Ne discende, e a Bologna c’era consapevolezza, che un eventuale ricorso
in appello (Consiglio di Stato) dovrà essere vagliato attentamente
perché, alla luce di un sì pesante pregresso, potrebbe sortire analogo
negativo giudizio, con l’effetto ulteriore di porre -allora sì- una
pietra tombale sull’intera vicenda referendaria.

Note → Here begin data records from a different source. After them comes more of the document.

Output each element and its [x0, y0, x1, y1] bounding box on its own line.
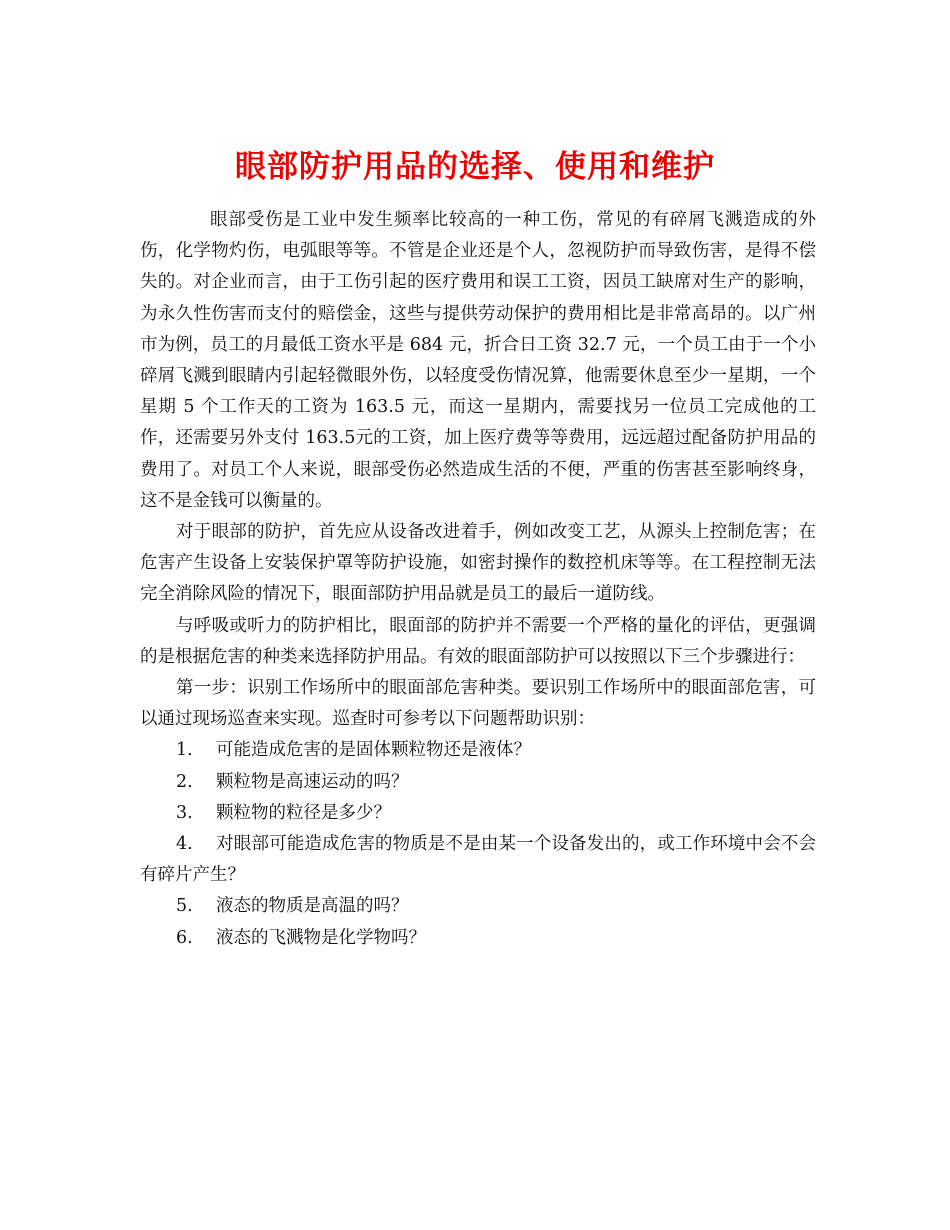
list-item [140, 923, 816, 954]
list-item-text: 颗粒物是高速运动的吗？ [216, 771, 409, 792]
list-item-text: 颗粒物的粒径是多少？ [216, 802, 391, 823]
list-item-number: 4. [176, 834, 193, 855]
list-item-text: 对眼部可能造成危害的物质是不是由某一个设备发出的，或工作环境中会不会有碎片产生？ [140, 834, 816, 886]
list-item [140, 829, 816, 891]
list-item-text: 可能造成危害的是固体颗粒物还是液体？ [216, 740, 531, 761]
list-item [140, 767, 816, 798]
document-body [140, 205, 816, 954]
paragraph-step-one: 第一步：识别工作场所中的眼面部危害种类。要识别工作场所中的眼面部危害，可以通过现场巡查来实现。巡查时可参考以下问题帮助识别： [140, 678, 816, 730]
paragraph-engineering-controls: 对于眼部的防护，首先应从设备改进着手，例如改变工艺，从源头上控制危害；在危害产生设备上安装保护罩等防护设施，如密封操作的数控机床等等。在工程控制无法完全消除风险的情况下，眼面部防护用品就是员工的最后一道防线。 [140, 522, 816, 605]
list-item-number: 6. [176, 927, 193, 948]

Meglio, allora, ripartire concentrandosi sul rilancio delle note campagne, dall’Obbedienza Civile a quella per la ripubblicizzazione del s.i.i., dall’attuazione della legge di iniziativa popolare sull’acqua pubblica (da poco presentata) alla costituzionalizzazione del diritto all’acqua etc., senza, ovviamente, perdere di vista nodi esiziali, come il ricordato incombente processo di privatizzazioni (a cui non è estranea C.D.P.), quello rappresentato dai vincoli di bilancio, fino all’ambiguo atteggiamento di sindaci e amministratori locali sulla fuoriuscita dal patto di stabilità della gestione dei servizi pubblici locali… “sui quali rischia di infrangersi l’intera nostra azione se non sorretta da un’adeguata mobilitazione di forze in grado di connettersi con altre realtà attive sui territori e con le quali aprire vertenze per costruire percorsi condivisi” (M. Bersani). Da queste premesse é scaturita la proposta di una giornata di mobilitazione nazionale da tenersi intorno a metà maggio, un appuntamento -a detta degli acquaioli- che dovrebbe parlare a tutte/i e capace di porre al centro dell’agenda politica non solo il tema dell’acqua e dei s.p.l. (gestione dei rifiuti, trasporti…) ma, più latamente, quello dell’intero universo dei beni comuni e della democrazia (come il recupero e la messa in sicurezza del territorio, lo stop alla cementificazione del suolo, alle Grandi opere, alla costruzione di nuove centrali e via discorrendo). Insomma, un appuntamento in grado di mobilitare tutto quel vasto arcipelago di comitati, reti, associazioni, singoli che nella consapevolezza dell’ineludibilità di codeste battaglie, sappiano assumerle e veicolarle come patrimonio collettivo.
Prima di chiudere, una nota sull’Obbedienza Civile alla luce della sentenza del Tar.
Ovvio che la risposta più efficace resta l’intensificazione e
l’allargamento della campagna anche a quei comitati che, almeno fin
qui, si sono arresi alle difficoltà (e alla fatiche!) che
l’autoriduzione delle bollette indubbiamente comporta. E tuttavia non
vanno sottovalutati alcuni interrogativi che la sentenza indubbiamente
pone: quale impatto avrà su gestori, autoriduttori e comitati?
E’ lecito attendersi una recrudescenza di comportamenti intimidatori e
vieppiù minacciosi anche da parte di gestori (leggi Acegas-Aps) che
hanno tenuto, fin qui, un atteggiamento meno aggressivo di altri? Staremo a vedere.
E ancora: é lecito attendersi una radicalizzazione delle varie
situazioni territoriali, per cui laddove il numero degli autoriduttori
raggiunge soglie ragguardevoli e tali da autoalimentarsi… sarà
ben difficile che il fenomeno si arresti mentre laddove i numeri sono
irrisori (e se n’è avuta avvisaglia in assemblea) la sentenza potrebbe
produrre effetti devastanti…? In ogni caso, é stato rimarcato, agli
autoriduttori bisognerà spiegare molto chiaramente che nel giudizio
scodellato dal Tar c’è ben poco di giuridichese, ma che trattasi di sentenza tutta ideologica…
E allora, non resta altro da fare che rimboccarsi le maniche e riprendere, con rinnovato slancio, quella che resta una battaglia di civiltà.
Perché oggi, più che mai, si scrive acqua… si legge democrazia!